Where interpretation differs (only where needed)
What “this teaching” is. Many read it as the specific teaching emphasized in the letter’s warning about deceivers (see 2 John 7), especially confession about Jesus Christ. Others take it more broadly as the whole apostolic message the community has “heard from the beginning” (see 2 John 5–6), including how truth and love shape life together.
What “house” and “welcome” mean in practice. Some read “house” mainly as providing lodging and material support to traveling teachers, and “welcome” as a public greeting that signals approval. Others think “house” points to access to the house-church gathering itself, so the issue is granting a teaching venue, not merely a bed.
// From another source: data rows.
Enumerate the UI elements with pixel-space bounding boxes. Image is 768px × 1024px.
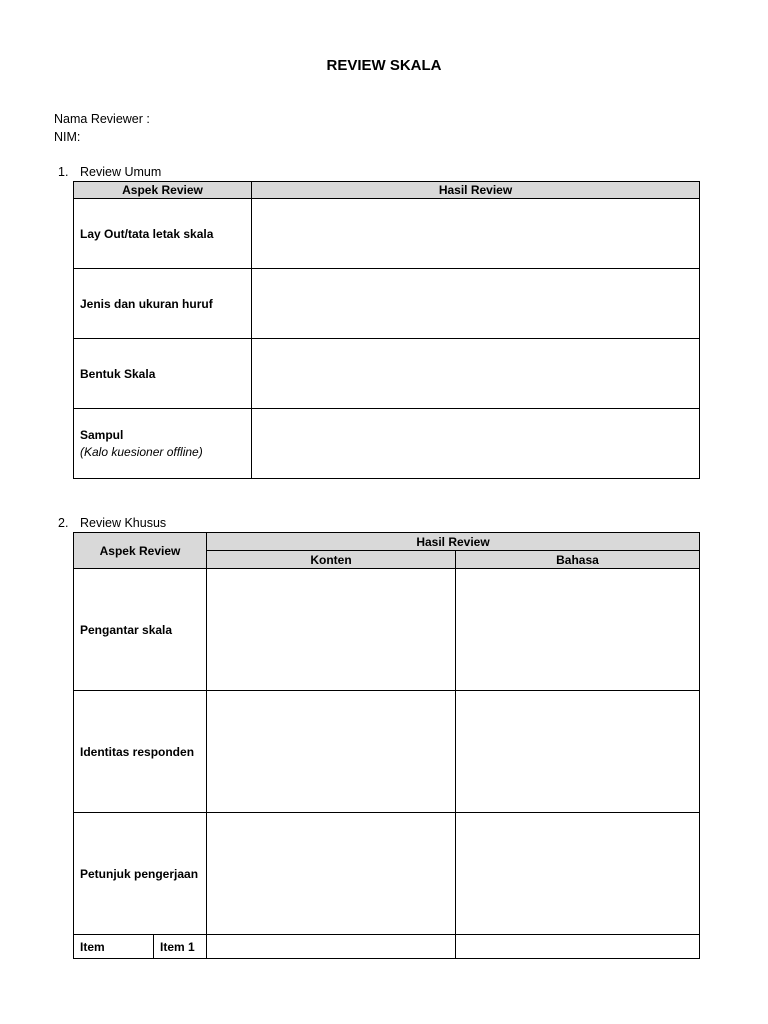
- general-review-table: [73, 181, 700, 479]
- general-review-header-row: [74, 182, 700, 199]
- section-2-heading: [58, 516, 166, 530]
- content-cell[interactable]: [207, 813, 456, 935]
- aspect-text: Lay Out/tata letak skala: [80, 226, 214, 241]
- aspect-label: [74, 199, 252, 269]
- content-cell[interactable]: [207, 935, 456, 959]
- aspect-label: [74, 813, 207, 935]
- aspect-label: [74, 409, 252, 479]
- specific-review-table: [73, 532, 700, 959]
- col-header-language: Bahasa: [456, 551, 700, 569]
- aspect-text: Bentuk Skala: [80, 366, 156, 381]
- nim-label: NIM:: [54, 130, 81, 144]
- table-row: [74, 569, 700, 691]
- col-header-aspect: Aspek Review: [74, 533, 207, 569]
- col-header-result: Hasil Review: [252, 182, 700, 199]
- aspect-text: Pengantar skala: [80, 622, 173, 637]
- aspect-label: [74, 269, 252, 339]
- table-row: [74, 409, 700, 479]
- language-cell[interactable]: [456, 691, 700, 813]
- content-cell[interactable]: [207, 569, 456, 691]
- aspect-label: [74, 569, 207, 691]
- aspect-label: [74, 691, 207, 813]
- result-cell[interactable]: [252, 199, 700, 269]
- item-number: Item 1: [154, 935, 207, 959]
- section-1-number: 1.: [58, 165, 69, 179]
- col-header-content: Konten: [207, 551, 456, 569]
- aspect-text: Jenis dan ukuran huruf: [80, 296, 213, 311]
- content-cell[interactable]: [207, 691, 456, 813]
- aspect-note: (Kalo kuesioner offline): [80, 445, 203, 459]
- language-cell[interactable]: [456, 813, 700, 935]
- language-cell[interactable]: [456, 935, 700, 959]
- table-row: [74, 269, 700, 339]
- col-header-aspect: Aspek Review: [74, 182, 252, 199]
- col-header-result: Hasil Review: [207, 533, 700, 551]
- specific-review-header-row: [74, 533, 700, 551]
- item-row: [74, 935, 700, 959]
- aspect-text: Petunjuk pengerjaan: [80, 866, 199, 881]
- table-row: [74, 691, 700, 813]
- result-cell[interactable]: [252, 339, 700, 409]
- language-cell[interactable]: [456, 569, 700, 691]
- section-2-title: Review Khusus: [80, 516, 167, 530]
- table-row: [74, 339, 700, 409]
- table-row: [74, 813, 700, 935]
- page-title: REVIEW SKALA: [326, 57, 442, 74]
- section-1-title: Review Umum: [80, 165, 162, 179]
- result-cell[interactable]: [252, 269, 700, 339]
- section-1-heading: [58, 165, 161, 179]
- reviewer-name-label: Nama Reviewer :: [54, 112, 150, 126]
- table-row: [74, 199, 700, 269]
- aspect-text: Identitas responden: [80, 744, 195, 759]
- result-cell[interactable]: [252, 409, 700, 479]
- section-2-number: 2.: [58, 516, 69, 530]
- aspect-label: [74, 339, 252, 409]
- aspect-text: Sampul: [80, 428, 124, 442]
- item-label: Item: [74, 935, 154, 959]
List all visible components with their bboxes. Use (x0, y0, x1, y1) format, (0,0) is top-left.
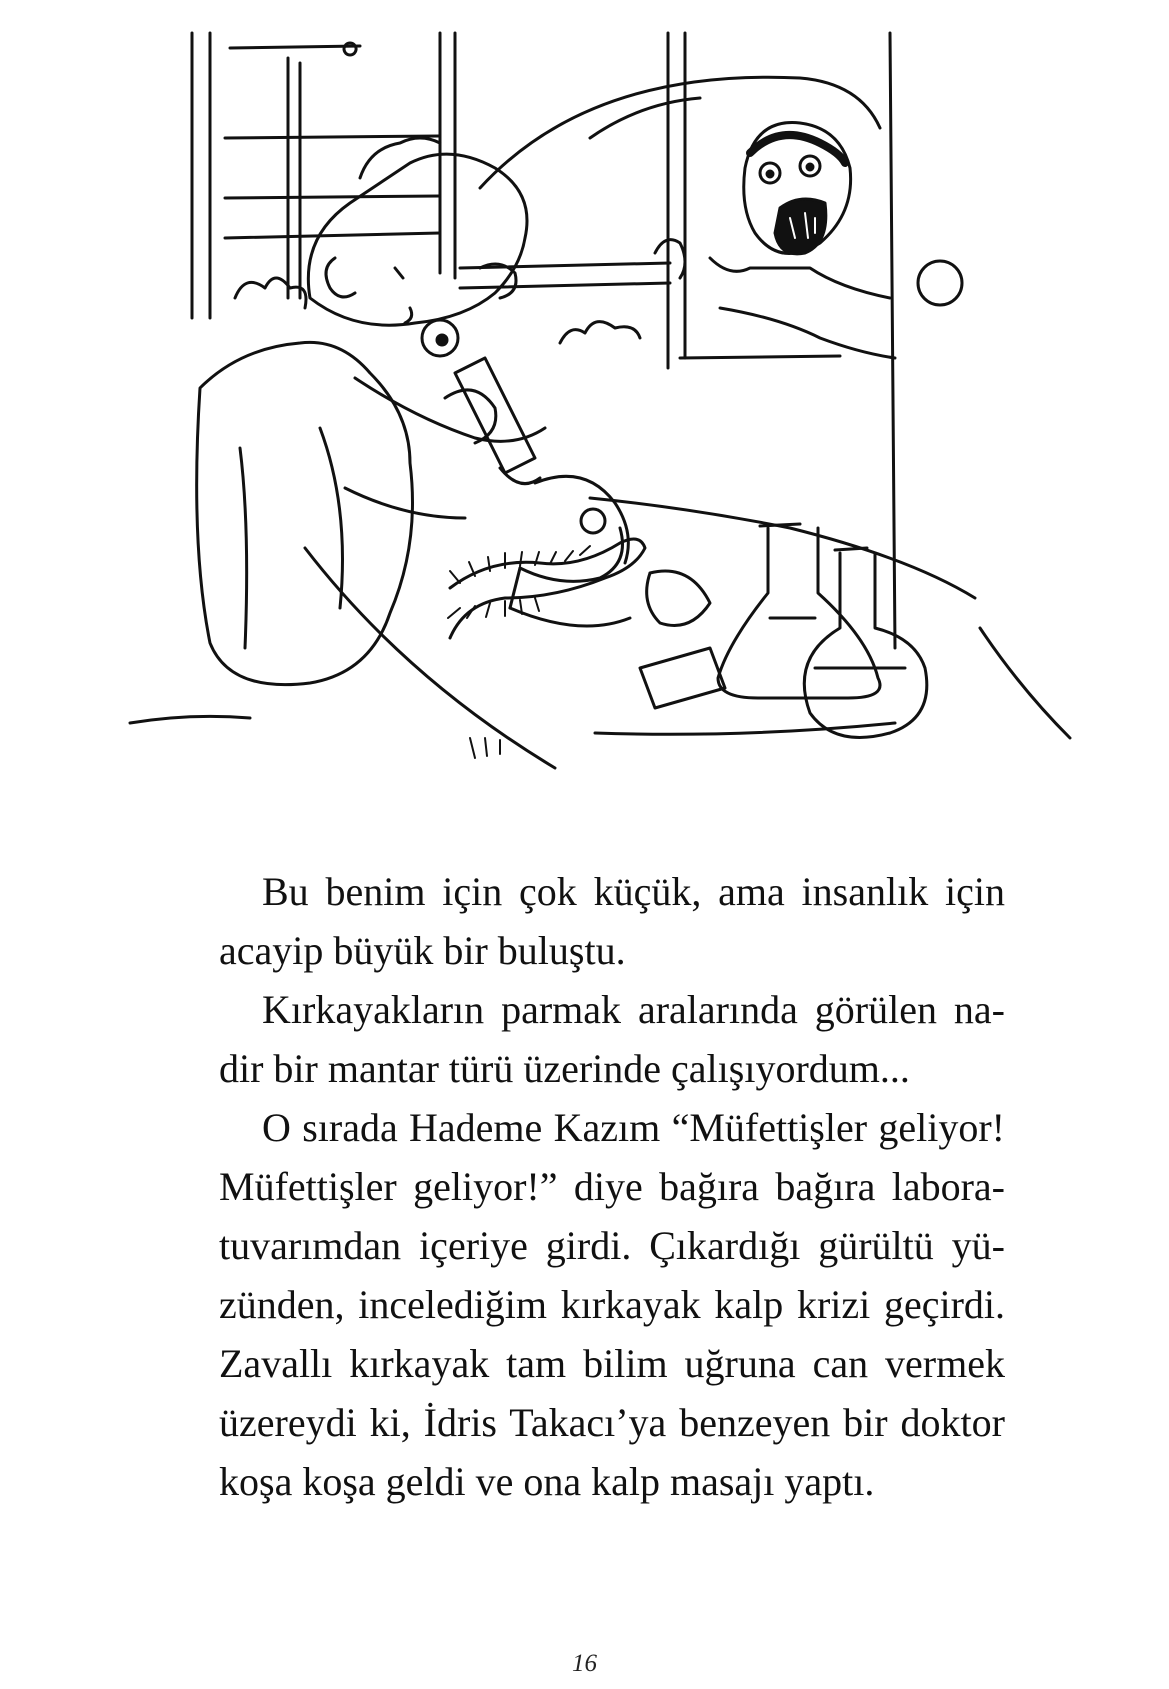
text-line: tuvarımdan içeriye girdi. Çıkardığı gürültü yü- (219, 1223, 1005, 1268)
text-line: acayip büyük bir buluştu. (219, 928, 626, 973)
page-number: 16 (572, 1650, 597, 1677)
cloud-icon (235, 278, 306, 308)
text-line: Kırkayakların parmak aralarında görülen na- (262, 987, 1005, 1032)
window-frame (192, 33, 895, 648)
boy-figure (197, 138, 545, 685)
janitor-figure (655, 123, 895, 358)
text-line: dir bir mantar türü üzerinde çalışıyordum... (219, 1046, 910, 1091)
laboratory-illustration (120, 28, 1075, 808)
door-knob (918, 261, 962, 305)
text-line: üzereydi ki, İdris Takacı’ya benzeyen bir doktor (219, 1400, 1005, 1445)
text-line: O sırada Hademe Kazım “Müfettişler geliyor! (262, 1105, 1005, 1150)
lab-table (130, 498, 1070, 768)
story-text (219, 862, 1005, 1511)
text-line: zünden, incelediğim kırkayak kalp krizi geçirdi. (219, 1282, 1005, 1327)
text-line: Zavallı kırkayak tam bilim uğruna can vermek (219, 1341, 1005, 1386)
microscope (455, 358, 630, 626)
text-line: koşa koşa geldi ve ona kalp masajı yaptı. (219, 1459, 875, 1504)
text-line: Bu benim için çok küçük, ama insanlık için (262, 869, 1005, 914)
text-line: Müfettişler geliyor!” diye bağıra bağıra labora- (219, 1164, 1005, 1209)
cloud-icon (560, 322, 640, 343)
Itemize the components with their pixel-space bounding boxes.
Why the disagreement exists
The letter is short and assumes a shared situation: traveling teachers, house-based meetings, and a known controversy. The phrases “this teaching,” “house,” and “welcome” are brief, so readers infer details from (1) the immediate context about deceivers, and (2) what hospitality meant socially in that world.
What this passage clearly contributes
Explicitly, the text says (1) some visitors do not bring “this teaching,” (2) such people are not to be received into the house or welcomed, and (3) welcoming links the host with the person’s evil works. The theological inference the passage invites is that endorsement and support are morally weighty actions: they can join a community to harmful teaching and its effects, even if the community is not the direct speaker of that teaching.